Caffe and Imagenet

Hi all,
i’m testing the Nvidia Jetson TK1 and reading this post http://devblogs.nvidia.com/parallelforall/embedded-machine-learning-cudnn-deep-neural-network-library-jetson-tk1/ it’s specified that the Jetson with caffe and cuDNN is able to process (i guess they mean classify) an image in just 34 ms, however writing the script for the classification in python the performance i got are worse than this… In particular processing one single image I’ve an execution time of 0.6 sec and processing 15 images in parallel I’v an average execution time per image of 0.08 sec, so even running the classification in parallel I’m not able to achieve the specified performance.
I’v installed the last L4T, caffe and cuDNN from the relative repositories, do you have any suggestion about this strange behavior or i’m missing something?

Thank you all

Have you maximised CPU, GPU and EMC clocks?

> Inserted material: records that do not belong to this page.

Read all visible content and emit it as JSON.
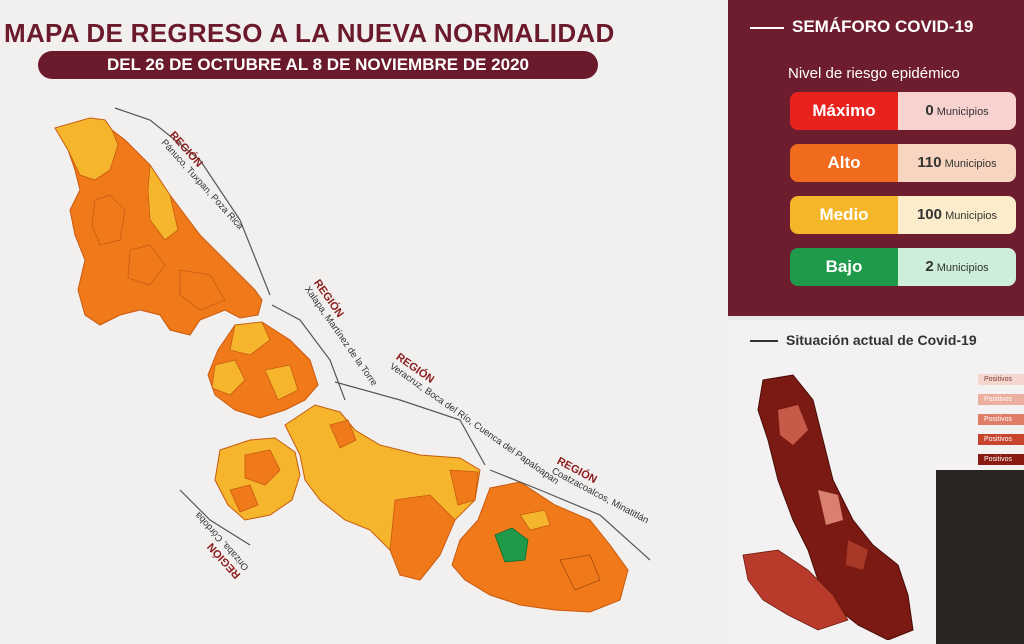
{
  "header": {
    "title": "MAPA DE REGRESO A LA NUEVA NORMALIDAD",
    "subtitle": "DEL 26 DE OCTUBRE AL 8 DE NOVIEMBRE DE 2020"
  },
  "regions": [
    {
      "label": "REGIÓN",
      "detail": "Pánuco, Tuxpan, Poza Rica"
    },
    {
      "label": "REGIÓN",
      "detail": "Xalapa, Martínez de la Torre"
    },
    {
      "label": "REGIÓN",
      "detail": "Veracruz, Boca del Río, Cuenca del Papaloapan"
    },
    {
      "label": "REGIÓN",
      "detail": "Coatzacoalcos, Minatitlán"
    },
    {
      "label": "REGIÓN",
      "detail": "Orizaba, Córdoba"
    }
  ],
  "semaforo": {
    "title": "SEMÁFORO COVID-19",
    "risk_label": "Nivel de riesgo epidémico",
    "levels": [
      {
        "name": "Máximo",
        "count": "0",
        "unit": "Municipios",
        "color": "#e8231d",
        "bg": "#f7d2cf"
      },
      {
        "name": "Alto",
        "count": "110",
        "unit": "Municipios",
        "color": "#f06b1d",
        "bg": "#f8d5c0"
      },
      {
        "name": "Medio",
        "count": "100",
        "unit": "Municipios",
        "color": "#f5b62a",
        "bg": "#fbeccc"
      },
      {
        "name": "Bajo",
        "count": "2",
        "unit": "Municipios",
        "color": "#1e9a4a",
        "bg": "#cdeed9"
      }
    ]
  },
  "situacion": {
    "title": "Situación actual de Covid-19",
    "legend": [
      "Positivos",
      "Positivos",
      "Positivos",
      "Positivos",
      "Positivos"
    ]
  },
  "colors": {
    "brand": "#6b1a2b",
    "alto": "#f07a1a",
    "medio": "#f5b52c",
    "bajo": "#1e9a4a"
  }
}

More about setting those can be found from the wiki:
http://elinux.org/Jetson/Performance

Here’s a blog entry for setup of Caffe on the Jetson which discusses the steps to recreate their results:

and with cuDNN:

Note that Python is not used in the examples. The blog posts include step by step video instruction.

I corrected what I’ve done, now caffè shows the rxpected results, however python is far a way from this, I’m wondering if there this is due by the fact that the test done repeatetly during each iteration and so what we see is a cached results that is not what you get during a normal execution.